We might feel like no one can understand what we are going through. We might feel sadness over a loss. We might feel hopeless or in denial over a gloomy diagnosis. Or, we may feel resentment from a disappointment and/or betrayal. We might harbor anger over an injustice done to us, or guilt over the past mistakes, shame over our bodies, or worry and anxiety over what is to come. We are hesitant to seek help.


It is so important for our well-being to surround ourselves with people who are supportive and encouraging. Someone who would cheer us on and believe in us even when we don’t quite believe in ourselves.

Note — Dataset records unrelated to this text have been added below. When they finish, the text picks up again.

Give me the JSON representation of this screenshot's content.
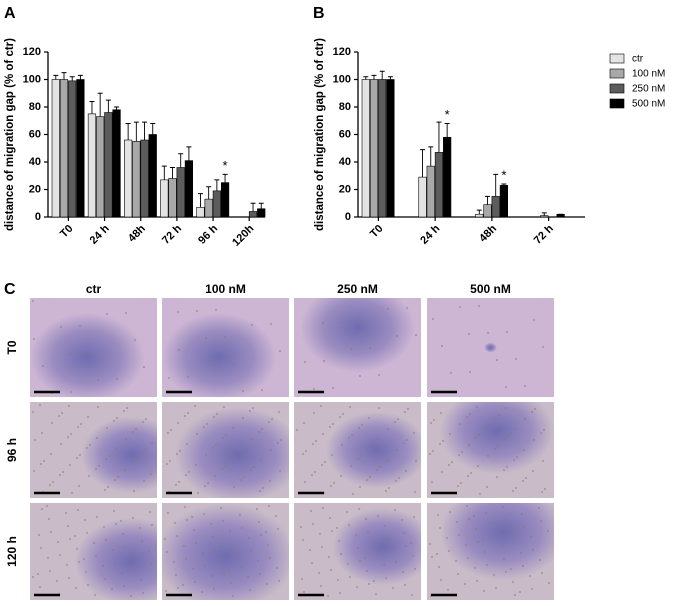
{
  "chart_data": [
    {
      "type": "bar",
      "panel_label": "A",
      "y_label": "distance of migration gap (% of ctr)",
      "categories": [
        "T0",
        "24 h",
        "48h",
        "72 h",
        "96 h",
        "120h"
      ],
      "ylim": [
        0,
        120
      ],
      "yticks": [
        0,
        20,
        40,
        60,
        80,
        100,
        120
      ],
      "series": [
        {
          "name": "ctr",
          "color": "#e3e3e3",
          "values": [
            100,
            75,
            56,
            27,
            7,
            0
          ],
          "errors": [
            3,
            9,
            12,
            10,
            10,
            0
          ]
        },
        {
          "name": "100 nM",
          "color": "#a8a8a8",
          "values": [
            100,
            73,
            55,
            28,
            13,
            0
          ],
          "errors": [
            5,
            17,
            14,
            8,
            9,
            0
          ]
        },
        {
          "name": "250 nM",
          "color": "#5c5c5c",
          "values": [
            99,
            76,
            56,
            36,
            19,
            4
          ],
          "errors": [
            3,
            9,
            13,
            10,
            8,
            6
          ]
        },
        {
          "name": "500 nM",
          "color": "#000000",
          "values": [
            100,
            78,
            60,
            41,
            25,
            6
          ],
          "errors": [
            3,
            2,
            8,
            10,
            6,
            4
          ]
        }
      ],
      "annotations": [
        {
          "text": "*",
          "series": 3,
          "category": 4
        }
      ]
    },
    {
      "type": "bar",
      "panel_label": "B",
      "y_label": "distance of migration gap (% of ctr)",
      "categories": [
        "T0",
        "24 h",
        "48h",
        "72 h"
      ],
      "ylim": [
        0,
        120
      ],
      "yticks": [
        0,
        20,
        40,
        60,
        80,
        100,
        120
      ],
      "legend": "right",
      "series": [
        {
          "name": "ctr",
          "color": "#e3e3e3",
          "values": [
            100,
            29,
            2,
            0
          ],
          "errors": [
            2,
            20,
            3,
            0
          ]
        },
        {
          "name": "100 nM",
          "color": "#a8a8a8",
          "values": [
            100,
            37,
            9,
            1
          ],
          "errors": [
            3,
            14,
            6,
            2
          ]
        },
        {
          "name": "250 nM",
          "color": "#5c5c5c",
          "values": [
            100,
            47,
            15,
            0
          ],
          "errors": [
            6,
            22,
            16,
            0
          ]
        },
        {
          "name": "500 nM",
          "color": "#000000",
          "values": [
            100,
            58,
            23,
            2
          ],
          "errors": [
            2,
            10,
            1,
            0
          ]
        }
      ],
      "annotations": [
        {
          "text": "*",
          "series": 3,
          "category": 1
        },
        {
          "text": "*",
          "series": 3,
          "category": 2
        }
      ]
    }
  ],
  "image_panel": {
    "label": "C",
    "columns": [
      "ctr",
      "100 nM",
      "250 nM",
      "500 nM"
    ],
    "rows": [
      "T0",
      "96 h",
      "120 h"
    ]
  }
}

This can be one person or a dozen of them. And they don’t necessarily need to live close by, either. And sometimes, communication with them is infrequent. But, I’m comforted just knowing that I have a family like my brother and parents. I know that I could count on them for help when I am down, or even my childhood friends, who every time I see them feels like we never parted. In my home, my husband has been my supporter for over twenty years now, and my boys who believe in me and see me as their superhero. (My older son listed me as his #1 role model once on his middle school admittance essay. But not because of my martial arts skills, but because I was kind and I helped the women and children of Serbia.) Also, my KHR family, those nearby, and those far away. I still feel their love and support even miles apart.


So, I too want you to find your support system. Don’t wait until you are drowning to reach out for help. Don’t ignore your instincts or signs of depression. Identify people in your life who you can trust and take the chance of being vulnerable with them, pouring your heart out to them. Tell your story. Connect. And stay connected with family-or reach out if you feel disconnected. Join social groups with similar values to yours. Volunteer to a cause you are passionate about.


It might be hard at first, especially if you have been divorced or widowed, but the benefits such as joy, inspiration, energy, and even longevity, will outweigh any initial discomfort.

So reach out for help or lift up those around you. Your words are powerful motivators. But, sometimes just your presence can bring much comfort to a broken soul. And remember to stay connected by connecting!